Öyleyse ABD ve İsrail’in elindeki bütün imkânlar “insan unsuru” karşısında öyle fazla bir anlam ifade etmiyor ve “Dünyada ABD ve İsrail’e rağmen hiçbir şey yapılamaz” diyenler aslında İsrail ve ABD ağzı ile konuşan ve bir anlamda Allah’a şirk koşan “ötekiler” dir.
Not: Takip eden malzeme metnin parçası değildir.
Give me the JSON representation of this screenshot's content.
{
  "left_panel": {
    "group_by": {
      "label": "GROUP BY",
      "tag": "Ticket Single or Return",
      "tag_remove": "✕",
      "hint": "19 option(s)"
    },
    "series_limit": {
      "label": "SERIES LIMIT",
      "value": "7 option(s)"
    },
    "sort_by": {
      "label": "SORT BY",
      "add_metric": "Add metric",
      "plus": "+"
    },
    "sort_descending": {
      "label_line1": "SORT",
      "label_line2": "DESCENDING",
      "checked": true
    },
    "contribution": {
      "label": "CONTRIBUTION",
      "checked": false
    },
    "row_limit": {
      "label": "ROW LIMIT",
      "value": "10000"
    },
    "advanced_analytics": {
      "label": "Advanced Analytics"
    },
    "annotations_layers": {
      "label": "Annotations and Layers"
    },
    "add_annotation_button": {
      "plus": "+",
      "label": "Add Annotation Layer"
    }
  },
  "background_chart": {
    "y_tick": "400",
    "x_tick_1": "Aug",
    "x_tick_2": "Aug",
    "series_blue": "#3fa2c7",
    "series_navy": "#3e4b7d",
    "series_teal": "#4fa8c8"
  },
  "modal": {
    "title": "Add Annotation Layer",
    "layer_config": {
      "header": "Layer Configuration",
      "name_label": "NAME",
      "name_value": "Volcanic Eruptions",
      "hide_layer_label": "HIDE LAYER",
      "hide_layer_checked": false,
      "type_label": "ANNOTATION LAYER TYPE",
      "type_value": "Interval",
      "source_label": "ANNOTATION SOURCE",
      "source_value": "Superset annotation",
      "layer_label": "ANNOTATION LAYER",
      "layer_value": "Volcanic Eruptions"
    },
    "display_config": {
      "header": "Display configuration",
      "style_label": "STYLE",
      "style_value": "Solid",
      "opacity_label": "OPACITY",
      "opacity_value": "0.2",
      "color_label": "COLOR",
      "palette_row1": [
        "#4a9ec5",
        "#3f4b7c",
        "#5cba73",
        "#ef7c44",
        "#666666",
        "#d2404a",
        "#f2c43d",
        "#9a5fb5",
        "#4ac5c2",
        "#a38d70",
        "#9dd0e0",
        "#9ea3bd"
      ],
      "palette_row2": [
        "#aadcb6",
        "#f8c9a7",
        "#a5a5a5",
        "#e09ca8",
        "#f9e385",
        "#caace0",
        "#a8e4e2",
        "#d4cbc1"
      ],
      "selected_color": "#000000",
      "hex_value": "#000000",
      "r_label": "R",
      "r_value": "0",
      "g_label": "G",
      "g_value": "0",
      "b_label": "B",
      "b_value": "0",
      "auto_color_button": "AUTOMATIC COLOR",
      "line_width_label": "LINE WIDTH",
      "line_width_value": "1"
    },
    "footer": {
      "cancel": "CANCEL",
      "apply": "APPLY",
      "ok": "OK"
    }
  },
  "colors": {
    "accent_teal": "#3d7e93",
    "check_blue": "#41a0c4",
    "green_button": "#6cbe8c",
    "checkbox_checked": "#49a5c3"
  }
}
Ayrıca, İsrail ve ABD ile terörle mücadele gibi en iddialı oldukları konuda bile düzgün bir işbirliği yapılamıyorsa bu iki ülke ile insanlık için hiçbir konuda hayırlı hiçbir şey yapılamaz. Çünkü bu ülkeler gördükleri halde görmezlikten geldikleri PKK’lılara “Aslında biz sizdeniz” mesajı verirken, Türk yetkililere de, “PKK ortak düşmanımızdır” diyerek tam bir “münafıklık” örneği sergilemektedirler ve “münafık” açık düşmandan çok daha tehlikeli bir düşmandır.
Bu iki halden çıkan tek sonuç ise, “Ne varsa sana senden fayda var” gerçeğidir.
“ABD ve İsrail’e rağmen dünyada hiçbir şey yapılamaz” diyerek bu iki ülkeyi hâşâ Allah yerine koyarak şirke düşenlerle “ABD ve İsrail münafıklığından” medet umanlar, milletler uyanmasın diye milliyetçiliğin tehlikelerinden bahsetmekte ve içimizde çöreklendirdikleri Truva atı sivil toplum örgütlerine aktardıkları milyon dolarlarla millî uyanışın önüne geçmeye çalışmaktalar.
İşte Irak’ın kuzeyinden Türkiye’ye sızmayı başararak karakol basıp Anadolu’nun bağrına her gün şehitler gönderen yüzlerce PKK’lının bas bas bağırdığı gerçek budur.